Ainsi dans une Web App, il est possible de faire appel à des technologies du Web pour enrichir les possibilités d’un service mobile et d’utiliser si le Web Phone le permet, la gestion des évènements comme d’un écran tactile pour révolutionner les usages.

Pour les Web& Mobile Agencies, il devient plus intéressant de parler de Web App aujourd’hui car cela fait plus tendance, plus glamour de présenter un site mobile attractif visuellement et fonctionnellement.

Une Web App est un service mobile plus évolué. Il est vrai que le terme de site mobile souffre d’une mauvaise connotation dans le secteur. Cela rappelle sans doute trop l’époque du site mobile WAP (XHTML/WML) ou i-Mode (CHTML) peu engageant ou de qualité médiocre.

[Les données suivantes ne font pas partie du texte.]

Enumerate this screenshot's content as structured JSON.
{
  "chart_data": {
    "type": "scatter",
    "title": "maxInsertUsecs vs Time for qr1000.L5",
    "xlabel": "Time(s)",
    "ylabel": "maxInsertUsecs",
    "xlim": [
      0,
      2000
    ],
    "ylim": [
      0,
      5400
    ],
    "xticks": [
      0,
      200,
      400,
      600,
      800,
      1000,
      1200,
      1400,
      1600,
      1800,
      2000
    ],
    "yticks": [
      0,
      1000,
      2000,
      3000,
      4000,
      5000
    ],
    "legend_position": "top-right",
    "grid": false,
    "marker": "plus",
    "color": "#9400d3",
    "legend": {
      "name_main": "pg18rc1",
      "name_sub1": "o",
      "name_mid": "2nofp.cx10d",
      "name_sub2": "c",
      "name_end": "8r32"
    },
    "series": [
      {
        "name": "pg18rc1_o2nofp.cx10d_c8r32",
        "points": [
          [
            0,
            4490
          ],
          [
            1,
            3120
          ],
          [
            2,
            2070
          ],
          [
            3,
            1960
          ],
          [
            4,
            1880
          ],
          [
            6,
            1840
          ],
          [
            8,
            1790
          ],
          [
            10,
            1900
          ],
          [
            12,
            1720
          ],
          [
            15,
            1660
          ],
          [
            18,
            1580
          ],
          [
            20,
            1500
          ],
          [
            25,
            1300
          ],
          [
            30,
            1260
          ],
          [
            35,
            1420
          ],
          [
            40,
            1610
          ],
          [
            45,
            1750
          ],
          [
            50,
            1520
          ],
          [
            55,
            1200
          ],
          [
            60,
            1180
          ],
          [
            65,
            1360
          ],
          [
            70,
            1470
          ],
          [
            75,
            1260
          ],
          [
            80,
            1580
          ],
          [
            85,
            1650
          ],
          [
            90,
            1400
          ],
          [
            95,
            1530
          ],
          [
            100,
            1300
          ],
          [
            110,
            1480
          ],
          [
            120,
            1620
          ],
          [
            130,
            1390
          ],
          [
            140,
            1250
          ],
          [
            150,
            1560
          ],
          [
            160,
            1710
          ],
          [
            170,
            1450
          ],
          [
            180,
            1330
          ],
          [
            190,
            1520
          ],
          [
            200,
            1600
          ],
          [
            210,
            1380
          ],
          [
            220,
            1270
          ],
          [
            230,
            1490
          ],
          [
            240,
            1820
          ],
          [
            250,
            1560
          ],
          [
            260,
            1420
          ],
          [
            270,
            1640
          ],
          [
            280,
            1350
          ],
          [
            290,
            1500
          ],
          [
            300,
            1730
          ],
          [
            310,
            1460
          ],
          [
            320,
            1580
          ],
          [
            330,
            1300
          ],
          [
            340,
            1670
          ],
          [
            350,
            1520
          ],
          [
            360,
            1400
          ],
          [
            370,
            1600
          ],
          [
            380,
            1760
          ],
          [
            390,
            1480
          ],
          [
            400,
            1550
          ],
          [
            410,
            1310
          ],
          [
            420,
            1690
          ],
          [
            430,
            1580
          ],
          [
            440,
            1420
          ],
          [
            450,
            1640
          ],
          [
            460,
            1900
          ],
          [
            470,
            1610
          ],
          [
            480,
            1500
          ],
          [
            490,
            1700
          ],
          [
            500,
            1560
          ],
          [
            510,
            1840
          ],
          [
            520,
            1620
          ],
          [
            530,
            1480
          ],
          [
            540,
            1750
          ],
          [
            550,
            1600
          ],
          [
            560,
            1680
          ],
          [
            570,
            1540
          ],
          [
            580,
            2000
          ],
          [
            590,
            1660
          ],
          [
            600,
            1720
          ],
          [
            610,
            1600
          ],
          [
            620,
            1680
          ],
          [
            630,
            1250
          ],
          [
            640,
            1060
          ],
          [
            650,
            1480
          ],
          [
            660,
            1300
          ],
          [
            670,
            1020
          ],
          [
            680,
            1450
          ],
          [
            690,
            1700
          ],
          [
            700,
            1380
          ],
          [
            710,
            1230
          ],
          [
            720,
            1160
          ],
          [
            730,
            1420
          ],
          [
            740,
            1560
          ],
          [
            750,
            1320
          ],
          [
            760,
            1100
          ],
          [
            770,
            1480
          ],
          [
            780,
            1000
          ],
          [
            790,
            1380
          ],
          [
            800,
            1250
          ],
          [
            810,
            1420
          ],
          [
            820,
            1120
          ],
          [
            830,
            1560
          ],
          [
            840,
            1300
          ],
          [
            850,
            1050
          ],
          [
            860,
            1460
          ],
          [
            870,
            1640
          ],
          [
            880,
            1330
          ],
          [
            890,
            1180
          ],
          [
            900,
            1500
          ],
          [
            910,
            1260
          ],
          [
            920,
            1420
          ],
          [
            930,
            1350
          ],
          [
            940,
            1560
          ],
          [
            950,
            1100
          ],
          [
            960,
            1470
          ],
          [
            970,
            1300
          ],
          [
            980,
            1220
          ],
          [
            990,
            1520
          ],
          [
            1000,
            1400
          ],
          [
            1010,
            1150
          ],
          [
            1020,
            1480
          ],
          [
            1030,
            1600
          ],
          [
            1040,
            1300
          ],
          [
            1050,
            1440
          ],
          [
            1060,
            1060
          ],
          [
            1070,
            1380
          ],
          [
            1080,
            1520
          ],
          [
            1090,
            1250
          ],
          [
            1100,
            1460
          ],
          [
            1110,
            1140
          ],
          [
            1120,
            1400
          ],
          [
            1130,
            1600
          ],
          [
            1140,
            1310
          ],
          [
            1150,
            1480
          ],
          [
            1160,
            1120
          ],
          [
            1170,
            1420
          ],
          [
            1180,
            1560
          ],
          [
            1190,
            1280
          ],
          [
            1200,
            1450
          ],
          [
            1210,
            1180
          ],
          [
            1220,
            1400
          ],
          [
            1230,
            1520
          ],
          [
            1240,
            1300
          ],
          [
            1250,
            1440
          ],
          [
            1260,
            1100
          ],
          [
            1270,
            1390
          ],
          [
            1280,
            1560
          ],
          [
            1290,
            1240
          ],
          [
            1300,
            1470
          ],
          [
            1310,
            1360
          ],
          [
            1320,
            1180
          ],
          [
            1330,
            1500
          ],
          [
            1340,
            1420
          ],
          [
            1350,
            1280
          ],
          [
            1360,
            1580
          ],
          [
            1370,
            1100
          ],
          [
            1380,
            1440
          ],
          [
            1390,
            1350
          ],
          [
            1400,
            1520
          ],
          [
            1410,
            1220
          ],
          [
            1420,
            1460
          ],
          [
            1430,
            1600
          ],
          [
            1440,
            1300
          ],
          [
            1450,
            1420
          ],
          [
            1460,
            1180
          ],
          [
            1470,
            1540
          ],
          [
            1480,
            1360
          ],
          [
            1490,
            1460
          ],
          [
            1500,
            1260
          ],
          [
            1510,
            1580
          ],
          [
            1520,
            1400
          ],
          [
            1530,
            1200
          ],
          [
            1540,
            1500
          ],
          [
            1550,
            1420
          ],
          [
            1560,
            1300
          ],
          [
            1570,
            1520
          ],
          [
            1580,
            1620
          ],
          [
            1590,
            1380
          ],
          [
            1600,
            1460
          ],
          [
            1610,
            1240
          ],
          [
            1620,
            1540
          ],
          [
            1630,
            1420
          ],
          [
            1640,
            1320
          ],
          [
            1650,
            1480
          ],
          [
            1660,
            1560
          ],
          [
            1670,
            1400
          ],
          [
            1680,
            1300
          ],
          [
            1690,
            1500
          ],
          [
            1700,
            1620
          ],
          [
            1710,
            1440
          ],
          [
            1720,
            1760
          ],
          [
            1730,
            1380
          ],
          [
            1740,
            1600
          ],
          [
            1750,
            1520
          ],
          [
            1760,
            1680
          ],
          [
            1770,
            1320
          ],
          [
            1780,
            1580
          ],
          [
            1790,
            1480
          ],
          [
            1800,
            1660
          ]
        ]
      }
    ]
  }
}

Bien que les Web Apps soient en vogue, il n’en reste pas moins que les terminaux Web Phones sont encore loin de constituer la majorité des téléphones mobiles du marché mondial.

Il est vrai que les fabricants de terminaux s’orientent vers ce type d’appareils pour leurs futures générations de produits. Pour une grande majorité de téléphones mobiles et des navigateurs mobiles embarqués, il n’est pas possible de profiter des technologies Web ou encore de la révolution des usages que nous connaissons tous.

Ainsi, nous assistons à une forte segmentation du marché à ce niveau :
  • Site mobile de type Web Apps pour les terminaux Web Phones qui participent à l’augmentation des usages du Web Mobile,
  • Site mobile classique XHTML pour les terminaux haut et moyen de gamme,
  • Site mobile basique WML pour les terminaux bas de gammes.
A ce jour les Web Phones ne concernent qu’une vingtaine de modèles de terminaux dans le monde et devraient sauf rupture technologique majeure, continuer de croitre dans les mois à venir.

Ce qu’il est important de garder à l’esprit est qu’un service mobile est un site adapté à un terminal mobile et qu’il est accessible depuis un navigateur d’un téléphone portable disposant d’une connexion internet. Cette définition marque l’opposition à l’application embarquée.

Maintenant que les idées sont claires, il devient plus facile d’aborder le sujet concernant les avantages et les inconvénients entre une application embarquée et un service mobile.

Nous aborderons ce point dans un prochain billet.